LES
BONS COMTES FONT LES BONZES AMIS
Ces dernières saisons ont vu
se succéder un certain nombre de mises en scène transposées
dans l'Italie des années 50, en particulier pour des ouvrages
de Rossini.
La présente production ne fait
(presque) pas exception à la règle, puisqu'elle nous ramène
elle aussi à cette période, mais en France cette fois : une
petite placette, la terrasse d'un café, des robes à fleurs
et des chapeaux pour les dames, des casquettes pour les messieurs... une
scénographie élégante mais sans véritable rapport
avec le contexte de cette histoire. D'autant que le metteur en scène
fait d'Ory (un ermite au premier acte) une sorte de gourou de secte fornicatrice,
mi-bonze mi-Demis Roussos, plus proche de l'époque actuelle que
des années 50 : cela nous vaut pas mal de scènes amusantes,
mais au détriment d'une certaine cohérence avec le parti
pris esthétique.
Tout change au second acte, situé
dans la chambre à coucher commune des épouses esseulées.
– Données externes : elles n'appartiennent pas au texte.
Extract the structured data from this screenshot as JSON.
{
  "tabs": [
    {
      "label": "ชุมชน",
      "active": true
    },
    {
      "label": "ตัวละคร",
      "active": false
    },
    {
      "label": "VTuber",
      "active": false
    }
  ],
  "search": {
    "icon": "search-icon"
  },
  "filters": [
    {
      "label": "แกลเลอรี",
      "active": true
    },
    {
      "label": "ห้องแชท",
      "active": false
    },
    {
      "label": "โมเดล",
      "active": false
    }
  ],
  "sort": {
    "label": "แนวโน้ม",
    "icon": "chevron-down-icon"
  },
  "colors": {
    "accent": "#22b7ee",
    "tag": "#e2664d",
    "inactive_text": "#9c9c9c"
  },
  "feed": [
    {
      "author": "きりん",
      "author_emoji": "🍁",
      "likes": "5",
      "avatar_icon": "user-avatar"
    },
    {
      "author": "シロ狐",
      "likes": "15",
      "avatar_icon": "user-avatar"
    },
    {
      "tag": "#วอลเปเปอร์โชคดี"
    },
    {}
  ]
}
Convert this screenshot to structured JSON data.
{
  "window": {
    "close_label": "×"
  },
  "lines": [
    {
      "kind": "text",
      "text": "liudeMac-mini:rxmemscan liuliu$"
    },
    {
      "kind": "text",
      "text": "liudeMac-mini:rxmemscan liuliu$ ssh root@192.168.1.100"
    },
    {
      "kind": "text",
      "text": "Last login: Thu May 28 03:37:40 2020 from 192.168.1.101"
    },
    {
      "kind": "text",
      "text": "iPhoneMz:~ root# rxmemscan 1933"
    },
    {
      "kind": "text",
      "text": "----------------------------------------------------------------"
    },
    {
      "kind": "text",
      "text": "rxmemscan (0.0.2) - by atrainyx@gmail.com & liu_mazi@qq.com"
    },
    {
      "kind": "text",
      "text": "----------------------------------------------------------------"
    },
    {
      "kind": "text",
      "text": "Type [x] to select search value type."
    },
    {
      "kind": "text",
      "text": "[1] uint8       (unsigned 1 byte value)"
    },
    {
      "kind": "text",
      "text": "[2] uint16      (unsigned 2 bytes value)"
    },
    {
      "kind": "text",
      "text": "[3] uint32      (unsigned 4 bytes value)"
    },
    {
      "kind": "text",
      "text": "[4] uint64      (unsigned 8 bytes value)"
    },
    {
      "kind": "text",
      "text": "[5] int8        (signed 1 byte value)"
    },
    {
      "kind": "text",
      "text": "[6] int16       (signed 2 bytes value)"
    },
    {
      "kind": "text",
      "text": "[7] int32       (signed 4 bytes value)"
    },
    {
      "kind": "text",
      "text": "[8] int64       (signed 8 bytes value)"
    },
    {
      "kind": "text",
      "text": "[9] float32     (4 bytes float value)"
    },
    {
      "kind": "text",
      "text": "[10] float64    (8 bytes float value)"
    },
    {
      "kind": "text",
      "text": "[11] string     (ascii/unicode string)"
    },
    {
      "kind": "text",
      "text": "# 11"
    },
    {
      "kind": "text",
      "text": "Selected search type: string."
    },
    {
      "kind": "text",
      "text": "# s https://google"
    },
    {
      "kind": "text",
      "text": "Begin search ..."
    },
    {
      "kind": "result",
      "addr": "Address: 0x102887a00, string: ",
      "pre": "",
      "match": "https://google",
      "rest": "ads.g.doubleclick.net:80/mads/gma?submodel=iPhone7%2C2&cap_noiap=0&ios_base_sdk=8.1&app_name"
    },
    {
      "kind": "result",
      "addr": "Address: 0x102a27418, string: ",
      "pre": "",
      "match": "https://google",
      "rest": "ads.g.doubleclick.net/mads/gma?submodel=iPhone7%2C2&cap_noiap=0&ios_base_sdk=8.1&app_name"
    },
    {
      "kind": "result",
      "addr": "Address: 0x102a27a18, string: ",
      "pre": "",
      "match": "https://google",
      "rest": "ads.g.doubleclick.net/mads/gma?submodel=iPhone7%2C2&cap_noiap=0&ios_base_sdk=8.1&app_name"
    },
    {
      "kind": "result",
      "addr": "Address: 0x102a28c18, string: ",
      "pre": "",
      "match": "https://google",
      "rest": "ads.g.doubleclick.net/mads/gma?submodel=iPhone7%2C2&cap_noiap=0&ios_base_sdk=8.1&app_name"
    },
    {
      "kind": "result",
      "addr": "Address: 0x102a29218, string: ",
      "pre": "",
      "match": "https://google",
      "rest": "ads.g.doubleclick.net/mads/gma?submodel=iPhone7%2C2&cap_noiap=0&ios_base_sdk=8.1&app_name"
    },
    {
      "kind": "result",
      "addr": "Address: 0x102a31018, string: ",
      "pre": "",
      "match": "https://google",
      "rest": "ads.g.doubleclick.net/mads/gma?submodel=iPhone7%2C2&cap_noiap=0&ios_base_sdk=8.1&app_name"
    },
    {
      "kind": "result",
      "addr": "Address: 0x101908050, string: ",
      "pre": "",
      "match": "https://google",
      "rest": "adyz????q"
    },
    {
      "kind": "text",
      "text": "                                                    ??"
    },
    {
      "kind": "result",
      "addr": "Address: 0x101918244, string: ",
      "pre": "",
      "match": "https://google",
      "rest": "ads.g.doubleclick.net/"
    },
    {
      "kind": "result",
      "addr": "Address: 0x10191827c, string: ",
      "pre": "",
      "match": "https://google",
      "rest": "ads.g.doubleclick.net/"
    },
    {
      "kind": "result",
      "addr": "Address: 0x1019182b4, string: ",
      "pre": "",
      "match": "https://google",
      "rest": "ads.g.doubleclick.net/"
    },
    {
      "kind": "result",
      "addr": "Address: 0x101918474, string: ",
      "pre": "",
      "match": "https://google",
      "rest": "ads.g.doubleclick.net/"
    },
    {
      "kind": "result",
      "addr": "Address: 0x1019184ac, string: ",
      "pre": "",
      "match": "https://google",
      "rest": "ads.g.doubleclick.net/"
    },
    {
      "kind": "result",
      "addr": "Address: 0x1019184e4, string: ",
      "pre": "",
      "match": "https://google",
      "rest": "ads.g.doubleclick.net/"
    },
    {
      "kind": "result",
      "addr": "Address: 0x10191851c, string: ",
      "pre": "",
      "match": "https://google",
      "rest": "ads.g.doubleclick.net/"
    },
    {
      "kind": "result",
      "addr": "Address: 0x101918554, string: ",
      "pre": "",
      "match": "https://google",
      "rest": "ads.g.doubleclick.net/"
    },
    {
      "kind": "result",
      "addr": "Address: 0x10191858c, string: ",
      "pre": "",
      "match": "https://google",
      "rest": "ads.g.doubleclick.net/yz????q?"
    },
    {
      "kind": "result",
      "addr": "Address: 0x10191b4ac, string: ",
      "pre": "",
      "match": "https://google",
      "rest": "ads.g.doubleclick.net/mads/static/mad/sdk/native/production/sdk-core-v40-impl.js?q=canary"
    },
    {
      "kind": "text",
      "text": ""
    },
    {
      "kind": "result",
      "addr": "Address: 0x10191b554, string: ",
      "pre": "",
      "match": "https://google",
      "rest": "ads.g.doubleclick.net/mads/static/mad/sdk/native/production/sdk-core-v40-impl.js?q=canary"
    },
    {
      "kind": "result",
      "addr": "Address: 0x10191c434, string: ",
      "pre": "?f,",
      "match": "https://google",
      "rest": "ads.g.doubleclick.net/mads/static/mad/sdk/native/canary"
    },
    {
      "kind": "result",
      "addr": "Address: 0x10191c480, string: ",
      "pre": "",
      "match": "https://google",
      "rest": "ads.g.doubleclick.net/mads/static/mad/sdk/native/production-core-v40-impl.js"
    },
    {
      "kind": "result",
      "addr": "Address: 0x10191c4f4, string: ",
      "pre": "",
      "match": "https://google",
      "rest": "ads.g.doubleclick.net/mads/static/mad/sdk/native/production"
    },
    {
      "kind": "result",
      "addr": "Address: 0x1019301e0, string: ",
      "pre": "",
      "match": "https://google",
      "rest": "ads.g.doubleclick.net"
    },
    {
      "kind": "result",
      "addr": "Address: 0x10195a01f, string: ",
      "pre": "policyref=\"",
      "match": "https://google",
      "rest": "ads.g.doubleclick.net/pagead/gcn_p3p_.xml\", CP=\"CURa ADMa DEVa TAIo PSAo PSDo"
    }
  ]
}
L'action fourmille alors de gags visuels, pour certains à peine
appuyés (on pense presque à Jacques Tati), pour d'autres
dignes des slapsticks du cinéma muet. Quant aux chevaliers
grimés en bonne soeurs (jupe plissée grise, corsage blanc
et coiffe grise), ils sont tout à fait irrésistibles, certains
interprètes frisant eux-mêmes le fou rire, comme le public
du reste : en ce qui me concerne, je n'avais jamais autant ri à
une représentation d'opéra et je me vois au regret d'avouer
mon impuissance à décrire l'effet comique de cet acte.
© Johan Persson
La poésie n'est pourtant pas
exclue : le trio final Ory/Adèle/Isolier (1), éclairé
par une lumière bleutée comme celle d'un clair de lune, est
remarquablement traité.
Principal atout vocal de cette soirée,
le Comte Ory du jeune ténor sud africain Colin Lee, d'une aisance
confondante dans l'aigu. L'émission rappelle de manière étonnante
celle de William Matteuzzi, la justesse en plus, mais sans disposer toutefois
d'un registre aussi étendu. Un peu instable au démarrage,
la voix gagne rapidement en assurance et le chanteur assure bravement sa
tessiture meurtrière jusqu'au final. Particulièrement gâté
par la mise en scène, il campe un personnage désopilant,
mais avec retenue (un peu à la manière d'un Buster Keaton
ou d'un Stan Laurel). Assurément, un artiste à suivre.
Juanita Lascarro est une comtesse bien
chantante, à l'aise dans les vocalises, mais la voix manque un peu
d'impact (d'autant que le rôle est un peu terne) : on songe à
une Vivica Genaux soprano, d'autant que le physique de l'artiste est tout
à fait séduisant.
Victoria Simmonds campe un Isolier
un peu vert, mais déjà bien abouti techniquement : vocalises
et roulades ne lui font pas peur. Le personnage est drôle et le travesti
convaincant.
© Johan Persson
Le Gouverneur de Dean Robinson est
nettement plus en retrait, limité dans l'aigu et dans le grave,
le timbre un peu sec. Malgré une bonne vocalisation, il fait vraiment
trop pâle figure (en particulier face au souvenir de Samuel Ramey
dans la version italienne de sa cabalette, tirée du Viaggio a
Reims).
On pouvait craindre le même effet
avec le Raimbaud de Miljenko Turk qui hérite lui de "l'air du catalogue"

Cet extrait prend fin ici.